The BRISTOL Grocers

 

 

This is one of a number of adverts that appeared in and around the Bristol area from the 1840s to the end of the century. Richard Hieron Shrapnell (the 2nd) and his brother Samuel Reddish Shrapnell ran a long established business of grocers, tea merchants, etc from several addresses in the centre of Bristol. This particular entry was dated 1865 from Webster’s Directory of Bristol.

 

RICHARD HIERON Shrapnell (2nd) and SAMUEL REDDISH Shrapnell were brothers of GEORGE JONES Shrapnell and ELIJAH JONES Shrapnell.
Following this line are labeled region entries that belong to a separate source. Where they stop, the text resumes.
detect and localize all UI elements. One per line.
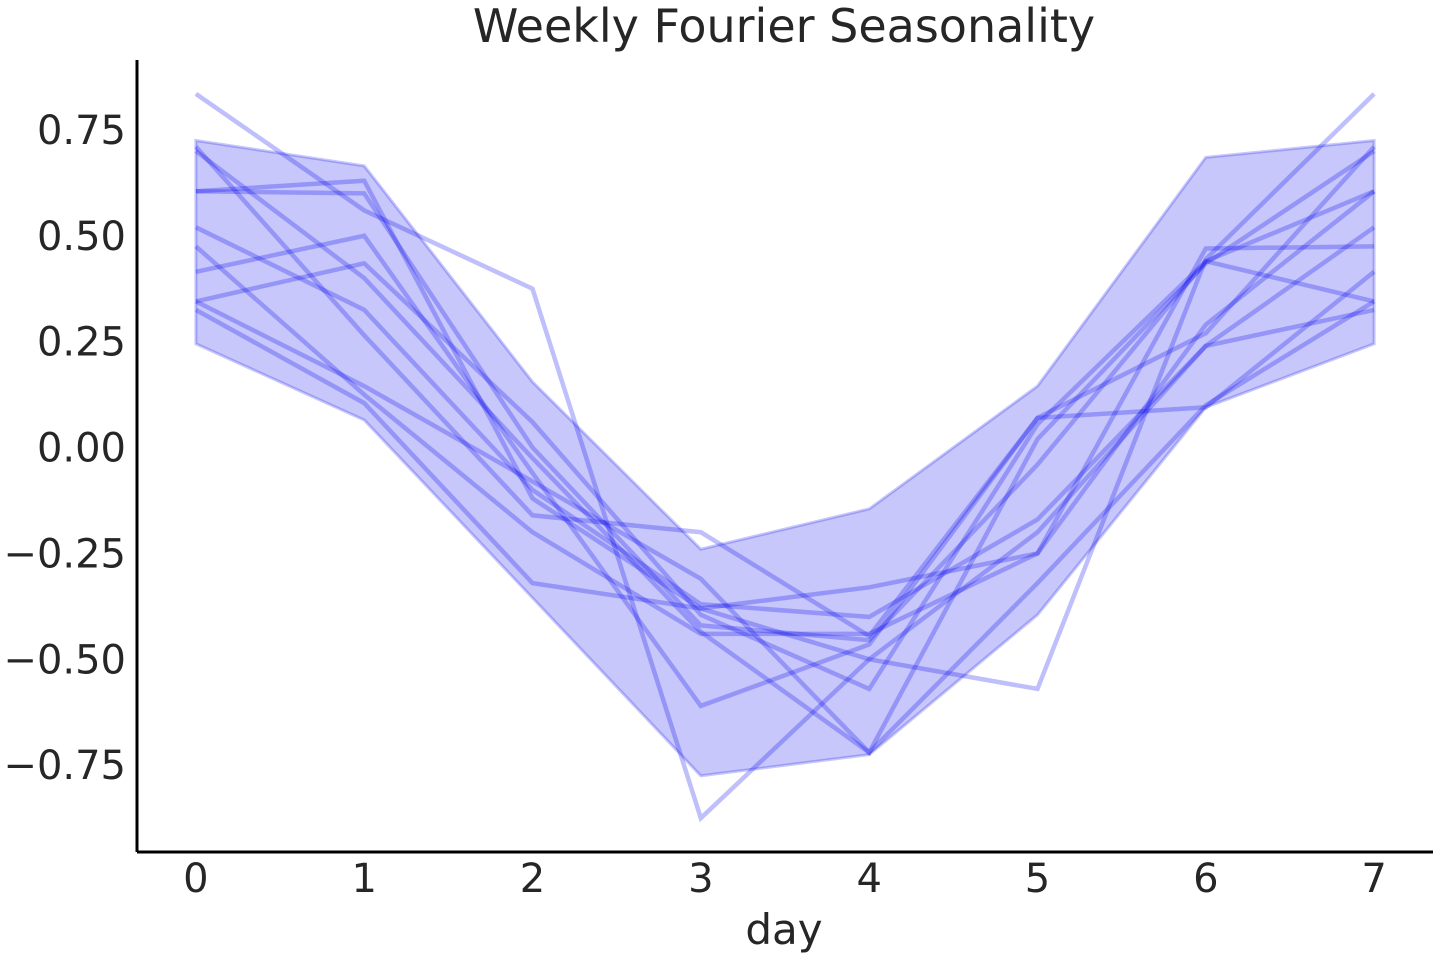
y-tick-labels: 0.75 0.50 0.25 0.00 −0.25 −0.50 −0.75 xyxy=(3,108,126,789)
interval-band-layer xyxy=(194,138,1376,778)
series-line-1 xyxy=(194,92,1376,823)
y-tick-label: −0.25 xyxy=(3,531,126,577)
series-line-6 xyxy=(194,225,1376,620)
y-tick-label: 0.25 xyxy=(37,320,126,366)
series-lines-layer xyxy=(194,92,1376,823)
x-axis-label: day xyxy=(745,905,822,954)
y-tick-label: 0.00 xyxy=(37,426,126,472)
series-line-3 xyxy=(194,149,1376,756)
x-tick-labels: 0 1 2 3 4 5 6 7 xyxy=(183,856,1387,902)
x-tick-label: 7 xyxy=(1361,856,1386,902)
y-tick-label: 0.50 xyxy=(37,214,126,260)
series-line-4 xyxy=(195,189,1375,643)
series-line-2 xyxy=(194,145,1376,639)
series-line-7 xyxy=(194,244,1375,637)
series-line-10 xyxy=(194,299,1376,756)
x-tick-label: 1 xyxy=(351,856,376,902)
series-line-5 xyxy=(195,178,1376,611)
x-tick-label: 2 xyxy=(520,856,545,902)
series-line-8 xyxy=(195,233,1376,709)
interval-band xyxy=(194,138,1376,778)
x-tick-label: 6 xyxy=(1193,856,1218,902)
series-line-9 xyxy=(195,258,1375,692)
x-tick-label: 0 xyxy=(183,856,208,902)
y-tick-label: −0.50 xyxy=(3,637,126,683)
series-line-11 xyxy=(194,307,1375,662)
x-tick-label: 5 xyxy=(1025,856,1050,902)
chart-title: Weekly Fourier Seasonality xyxy=(473,0,1095,53)
x-tick-label: 3 xyxy=(688,856,713,902)
y-tick-label: 0.75 xyxy=(37,108,126,154)
y-tick-label: −0.75 xyxy=(3,743,126,789)
x-tick-label: 4 xyxy=(856,856,881,902)
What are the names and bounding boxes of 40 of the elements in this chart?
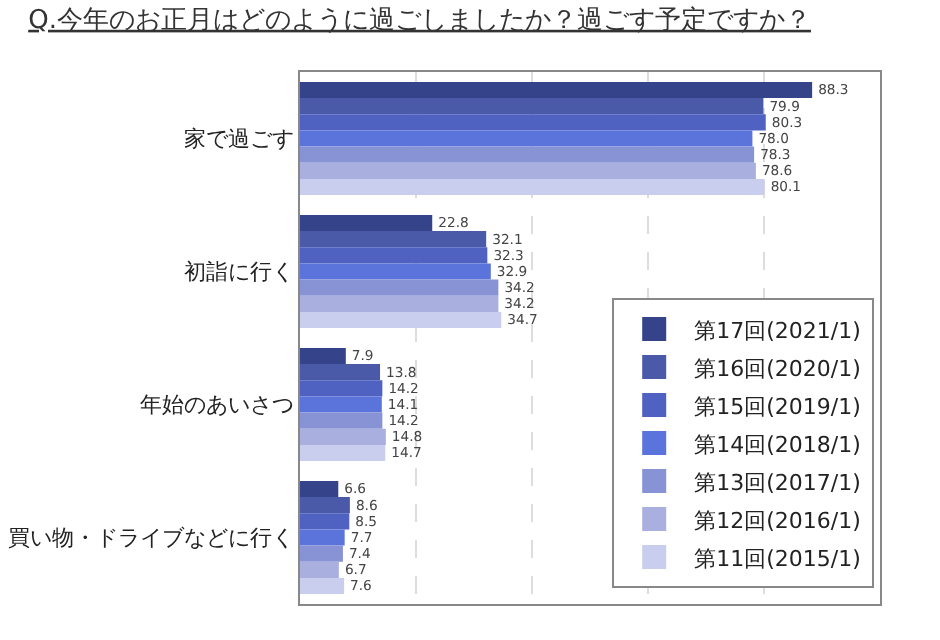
y-tick-label: 買い物・ドライブなどに行く <box>7 525 294 552</box>
bar <box>300 347 346 365</box>
bar <box>300 214 433 232</box>
bar <box>300 114 766 131</box>
y-tick-label: 年始のあいさつ <box>139 392 294 419</box>
bar <box>300 545 343 562</box>
bar <box>300 162 756 179</box>
bar <box>300 130 753 147</box>
y-tick-label: 初詣に行く <box>183 259 294 286</box>
bar <box>300 513 350 530</box>
bar <box>300 412 383 429</box>
bar <box>300 295 499 312</box>
bar <box>300 146 755 163</box>
legend-label: 第14回(2018/1) <box>694 431 861 458</box>
bar <box>300 444 386 462</box>
bar <box>300 364 381 381</box>
bar <box>300 380 383 397</box>
legend-label: 第16回(2020/1) <box>694 355 861 382</box>
bar <box>300 279 499 296</box>
legend-label: 第11回(2015/1) <box>694 545 861 572</box>
bar <box>300 81 813 99</box>
bar <box>300 178 765 196</box>
bar <box>300 529 345 546</box>
bar <box>300 561 339 578</box>
bar <box>300 428 386 445</box>
bar <box>300 231 487 248</box>
bar <box>300 577 345 595</box>
bar <box>300 247 488 264</box>
legend-label: 第13回(2017/1) <box>694 469 861 496</box>
legend-label: 第17回(2021/1) <box>694 317 861 344</box>
bar <box>300 98 764 115</box>
bar <box>300 311 502 329</box>
legend-label: 第12回(2016/1) <box>694 507 861 534</box>
bar <box>300 396 382 413</box>
bar <box>300 263 491 280</box>
bar <box>300 480 339 498</box>
y-tick-label: 家で過ごす <box>183 126 294 153</box>
bar <box>300 497 350 514</box>
legend-label: 第15回(2019/1) <box>694 393 861 420</box>
chart-title: Q.今年のお正月はどのように過ごしましたか？過ごす予定ですか？ <box>28 5 811 36</box>
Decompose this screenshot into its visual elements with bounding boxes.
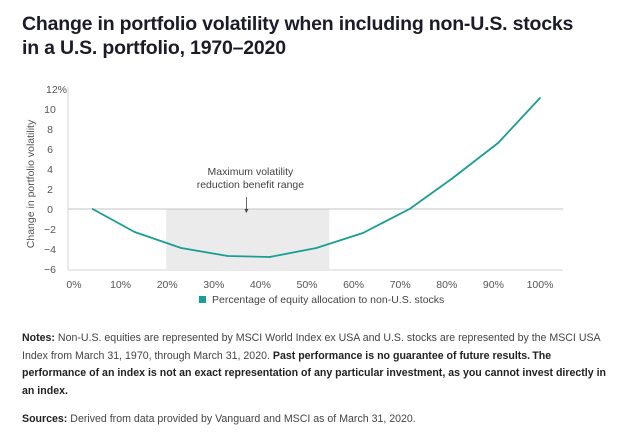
data-point	[133, 231, 136, 233]
x-tick-label: 60%	[343, 279, 364, 291]
data-point	[91, 208, 94, 210]
x-tick-label: 90%	[483, 279, 504, 291]
y-tick-label: 0	[47, 204, 53, 216]
x-tick-label: 10%	[110, 279, 131, 291]
y-tick-label: −2	[44, 224, 56, 236]
axes-layer	[67, 87, 563, 271]
legend: Percentage of equity allocation to non-U…	[199, 294, 444, 306]
data-point	[450, 178, 453, 180]
notes-disclaimer: Past performance is no guarantee of futu…	[22, 349, 606, 397]
y-tick-labels: −6 −4 −2 0 2 4 6 8 10 12%	[44, 84, 67, 276]
y-tick-label: −6	[44, 264, 56, 276]
data-point	[539, 97, 541, 99]
x-tick-label: 40%	[250, 279, 271, 291]
notes-text: Non-U.S. equities are represented by MSC…	[22, 332, 601, 362]
x-tick-label: 80%	[436, 279, 457, 291]
shaded-range	[166, 209, 330, 269]
notes-label: Notes:	[22, 332, 55, 344]
x-tick-label: 30%	[203, 279, 224, 291]
y-tick-label: 6	[47, 144, 53, 156]
y-tick-label: 8	[47, 124, 53, 136]
notes: Notes: Non-U.S. equities are represented…	[22, 330, 612, 400]
shaded-range-layer	[166, 209, 330, 269]
x-tick-label: 70%	[390, 279, 411, 291]
data-point	[268, 256, 271, 258]
sources: Sources: Derived from data provided by V…	[22, 411, 612, 428]
x-tick-label: 20%	[157, 279, 178, 291]
series-layer	[91, 97, 541, 258]
data-point	[180, 247, 183, 249]
y-tick-label: 12%	[46, 84, 67, 96]
chart-title: Change in portfolio volatility when incl…	[22, 13, 574, 59]
x-tick-labels: 0% 10% 20% 30% 40% 50% 60% 70% 80% 90% 100%	[66, 279, 553, 291]
annotation-text: Maximum volatility	[208, 166, 295, 178]
legend-swatch	[199, 296, 206, 303]
annotation-text: reduction benefit range	[197, 179, 305, 191]
legend-label: Percentage of equity allocation to non-U…	[212, 294, 444, 306]
x-tick-label: 0%	[66, 279, 81, 291]
data-point	[362, 232, 364, 234]
y-axis-label: Change in portfolio volatility	[25, 119, 37, 248]
sources-text: Derived from data provided by Vanguard a…	[67, 413, 416, 425]
y-tick-label: 4	[47, 164, 53, 176]
annotation-arrow-head	[244, 209, 249, 213]
data-point	[226, 255, 229, 257]
x-tick-label: 100%	[527, 279, 554, 291]
x-tick-label: 50%	[296, 279, 317, 291]
y-tick-label: 10	[44, 104, 56, 116]
y-tick-label: 2	[47, 184, 53, 196]
data-point	[315, 247, 318, 249]
sources-label: Sources:	[22, 413, 68, 425]
data-point	[408, 208, 411, 210]
y-tick-label: −4	[44, 244, 56, 256]
data-point	[497, 142, 499, 144]
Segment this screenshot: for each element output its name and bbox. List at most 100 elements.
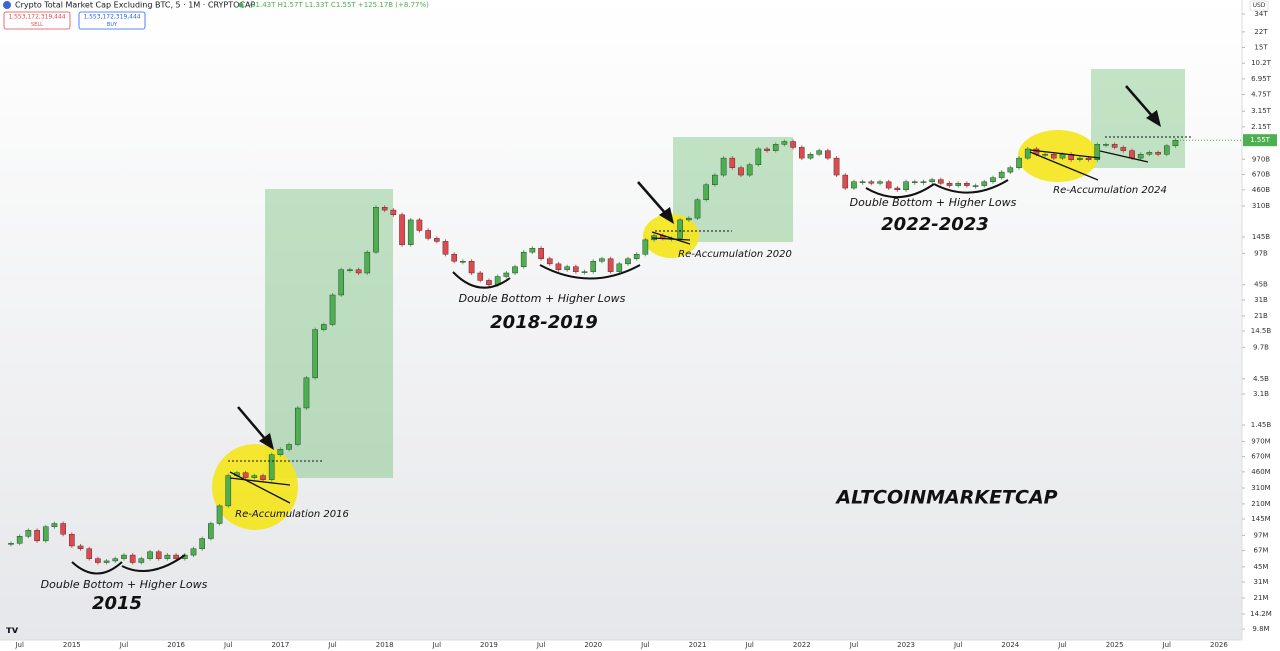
candle-body [1007,167,1014,173]
candle-body [955,183,962,186]
candle-body [147,551,153,559]
trend-line [651,231,691,245]
candle-body [303,377,310,409]
y-tick-label: 970M [1251,437,1270,445]
candle-body [434,238,440,242]
candle-body [599,258,605,262]
highlight-box [265,189,393,478]
sell-price: 1,553,172,319,444 [8,14,65,21]
y-tick-label: 460B [1252,186,1270,194]
candle-body [807,153,814,159]
candle-body [112,558,119,562]
x-tick-label: Jul [14,641,24,649]
annotation: 2022-2023 [881,214,989,235]
candle-body [34,530,40,542]
candle-body [329,294,336,325]
buy-button[interactable] [78,11,146,30]
candle-body [694,199,701,219]
candle-body [868,181,875,184]
candle-body [772,144,779,151]
x-tick-label: 2022 [793,641,811,649]
buy-label: BUY [107,22,118,28]
candle-body [486,280,492,285]
currency-button[interactable] [1249,0,1269,11]
sell-button[interactable] [3,11,71,30]
candle-body [781,141,788,145]
last-price-box [1243,134,1277,147]
candle-body [1059,153,1066,159]
candle-body [1120,147,1127,151]
candle-body [946,183,953,186]
annotation: 2015 [92,593,142,614]
candle-body [16,536,23,544]
x-tick-label: 2017 [271,641,289,649]
candle-body [816,150,822,155]
y-tick-label: 310B [1252,202,1270,210]
candle-body [286,444,292,450]
y-tick-label: 45M [1254,563,1269,571]
y-tick-label: 670M [1251,453,1270,461]
arrow-head [259,433,274,450]
candle-body [938,179,944,184]
candle-body [355,269,362,274]
candle-body [790,141,796,148]
candle-body [616,263,623,272]
candle-body [1077,157,1083,160]
annotation: Re-Accumulation 2016 [235,509,349,520]
y-tick-label: 310M [1251,484,1270,492]
y-tick-label: 31B [1254,296,1268,304]
candle-body [8,543,14,545]
y-tick-label: 3.1B [1253,390,1269,398]
candle-body [199,538,205,549]
y-tick-label: 14.5B [1251,327,1272,335]
last-price-label: 1.55T [1250,136,1271,144]
sell-label: SELL [31,22,43,28]
candle-body [268,454,275,480]
x-tick-label: Jul [327,641,337,649]
candle-body [825,150,831,159]
trend-line [1099,150,1149,163]
candle-body [208,523,214,539]
curve [452,271,511,289]
candle-body [520,251,527,267]
x-tick-label: 2026 [1210,641,1228,649]
y-tick-label: 210M [1251,500,1270,508]
y-tick-label: 4.5B [1253,375,1269,383]
candle-body [42,526,49,542]
x-tick-label: Jul [432,641,442,649]
highlight-box [1091,69,1185,168]
x-tick-label: Jul [119,641,129,649]
candle-body [451,254,457,262]
annotation: 2018-2019 [490,312,598,333]
candle-body [164,554,171,559]
x-tick-label: 2016 [167,641,185,649]
arrow [1125,85,1154,118]
candle-body [990,177,996,182]
highlight-circle [643,214,699,258]
candle-body [851,181,857,189]
y-tick-label: 22T [1254,28,1268,36]
annotation: Double Bottom + Higher Lows [850,196,1017,209]
candle-body [564,266,570,270]
candle-body [625,258,631,265]
y-tick-label: 34T [1254,10,1268,18]
candle-body [190,548,197,556]
candle-body [546,258,553,265]
symbol-icon [3,1,11,9]
candle-body [746,164,753,176]
candle-body [972,185,979,187]
x-tick-label: 2018 [376,641,394,649]
candle-body [25,530,32,537]
y-tick-label: 21M [1254,594,1269,602]
candle-body [555,263,562,270]
candle-body [573,266,579,272]
candle-body [321,324,327,330]
candle-body [95,558,101,563]
candle-body [1111,144,1118,148]
curve [933,179,1009,194]
candle-body [381,207,388,211]
pattern-drawings [71,136,1192,575]
candle-body [920,181,927,183]
x-tick-label: Jul [536,641,546,649]
candle-body [347,269,353,271]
GEORGE and ELIJAH emigrated to America where they produced large families, still extant. Their parents were WILLIAM FISHER Shrapnell (the 3rd) and his first wife SUSANNA – both of these lived in the Hilperton area of Trowbridge in Wiltshire. WILLIAM was from a long line of Trowbridge ‘worthies’ including RICHARD Shrapnell, clothier and Town Benefactor (1655-1730).

 

There had long been an association between this branch of the family with Bristol; JAMES Shrapnell was a freeholder there in the 1700s. His father, another JAMES and grandfather RICHARD (above) were Trowbridge clothiers who plied their trade between Trowbridge, Bristol and London.

 

The grocer, tea and coffee dealing businesses appear in many of the Bristol commercial directories from the 1840s to the end of the century. The business passed down through the family to RICHARD HIERON (the 3rd, needless to say son of the 2nd and one of 6 children. The final address was Gloucester Road in Bristol in 1901. The last RICHARD died there in 1908 but his second wife survived him until 1922.

 

To my knowledge there was no male issue of the last RICHARD – the daughter MABEL married ALFRED JAMES MOTT, a widower, at Bristol in 1894. He was a pork butcher and bacon curer, as was his father HENRY MOTT before him. Their business was first at Elton Street then at 212 Hotwells Road in Bristol; this latter road runs adjacent to the River Avon where the S.S. Great Britain is currently berthed.

The MOTT family is extant, existing through the female line.